Corporate Restructuring To Tide Over The Challenging External Environment
3M has been undertaking substantial portfolio restructuring, with efforts being made to divest assets that no longer fit with its corporate strategy and investing in ones which are more in tune with it. During the quarter, 3M sold its Library Systems business across the globe. Since 2012, the company has cut its businesses from 40 to 26, and invested substantially in R&D to develop innovative products. Moreover, a new global ERP system is being introduced to standardize its business processes. Such efforts should result in significant annual operational savings and reduce the working capital. Despite such initiatives, 3M has been adversely affected by weak macroeconomic conditions and unfavorable movement in foreign currency exchange rates.

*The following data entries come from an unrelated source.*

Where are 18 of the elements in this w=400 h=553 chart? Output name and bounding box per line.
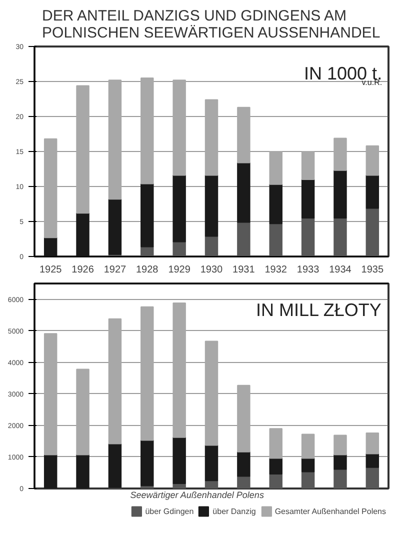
x-tick-label: 1928 [136,264,159,276]
x-tick-label: 1932 [264,264,288,276]
legend-label: über Danzig [212,506,256,516]
x-tick-label: 1935 [361,264,384,276]
x-tick-label: 1931 [232,264,256,276]
x-tick-label: 1927 [104,264,127,276]
chart-title: DER ANTEIL DANZIGS UND GDINGENS AM POLNISCHEN SEEWÄRTIGEN AUSSENHANDEL [42,8,380,42]
legend-label: über Gdingen [145,506,194,516]
annotation: v.u.R. [362,78,382,87]
legend-label: Gesamter Außenhandel Polens [274,506,386,516]
x-tick-label: 1930 [200,264,224,276]
x-tick-label: 1925 [39,264,62,276]
annotation: IN MILL ZŁOTY [256,300,382,320]
x-tick-label: 1933 [296,264,320,276]
x-tick-label: 1926 [72,264,94,276]
x-tick-label: 1929 [168,264,191,276]
x-tick-label: 1934 [329,264,352,276]
legend-title: Seewärtiger Außenhandel Polens [130,490,265,500]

The company managed to increase its margins 60 basis points to a healthy 22.1%, excluding restructuring, with four of the five businesses posting margins over 21%. Lower raw material costs and higher selling prices were the primary drivers for this, contributing 2% to margin expansion, with global sourcing teams capitalizing on lower commodity prices. Foreign currency, net of hedge gains, eroded margins by 30 basis points. Given the low growth environment, 3M’s ability to increase the margins has been quite impressive. The foreign currency headwinds warrant a need for financial hedging. 3M hedges close to 50% of its economic exposure on a rolling 12-month basis and also has additional hedges as far as 36 months in some of the liquid currencies. For 2015, this resulted in a benefit of $182 million.
3M continues to invest heavily in R&D, acquisitions, and CapEx. Of the $7 billion investment in these, $1.18 billion was in R&D, helping the company to invent and manufacture cutting-edge, relevant, and unique products. Such investments should aid in curtailing the negative effects of the weak global environment.